On histology, LLKS stands out for its distinctive anastomosing networks of ectatic vessels in the dermis, which are lined by a layer of flat endothelial cells with no - or very mild - atypia3,5, resembling the dilated lymphatic channels of a lymphatic tumor, such as a benign lymphangioendothelioma/acquired progressive lymphangioma2. By contrast to classic KS, there is no prominent population of spindle cells13 and red blood cells, lymphocytes or thrombi are usually absent in those spaces5.
These findings are normally found in up to 50% of the lesional tissue, with adjacent typical KS histologic features that make the diagnosis easier5. On the other hand, when lymphangioma-like spaces occupy the entire lesion, differential diagnosis with other vascular tumors such as hemangiomas or hemangioendotheliomas may be challenging3. Immunohistochemical studies with positive staining for endothelial cell markers (CD31, CD34, and ERG), lymphatic markers (D2-40) and especially for HHV-8 may be key for confirming the diagnosis7,14.

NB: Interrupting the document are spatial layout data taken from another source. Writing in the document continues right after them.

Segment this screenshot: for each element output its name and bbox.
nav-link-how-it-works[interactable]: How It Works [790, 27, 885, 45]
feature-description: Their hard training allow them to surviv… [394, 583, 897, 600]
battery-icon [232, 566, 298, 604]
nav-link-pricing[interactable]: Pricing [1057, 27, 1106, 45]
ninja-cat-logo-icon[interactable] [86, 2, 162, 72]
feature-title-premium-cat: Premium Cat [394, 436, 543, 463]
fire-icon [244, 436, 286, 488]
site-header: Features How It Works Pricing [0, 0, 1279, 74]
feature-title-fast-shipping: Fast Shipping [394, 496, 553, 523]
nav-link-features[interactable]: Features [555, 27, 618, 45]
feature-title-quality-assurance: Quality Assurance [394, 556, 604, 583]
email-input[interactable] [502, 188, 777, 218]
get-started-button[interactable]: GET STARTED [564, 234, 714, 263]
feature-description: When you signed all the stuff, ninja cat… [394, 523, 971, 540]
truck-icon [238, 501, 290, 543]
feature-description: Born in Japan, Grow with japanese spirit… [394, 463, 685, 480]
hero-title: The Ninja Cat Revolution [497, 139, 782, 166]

The treatment of LLKS is similar to conventional KS, depending on the patient’s symptoms, immune status, the number of lesions, and the involvement of extracutaneous sites6.
Unlike other KS histologic variants2, LLKS seems to have prognostic significance, with a more indolent course than the traditional classic subtype6. This helped to further validate the “wait-and-see” option taken together with the patient in our case.
We believe this case is a good example of lymphangioma-like classic KS, presenting with the typical histologic features but some less common clinical findings as the absence of bullae.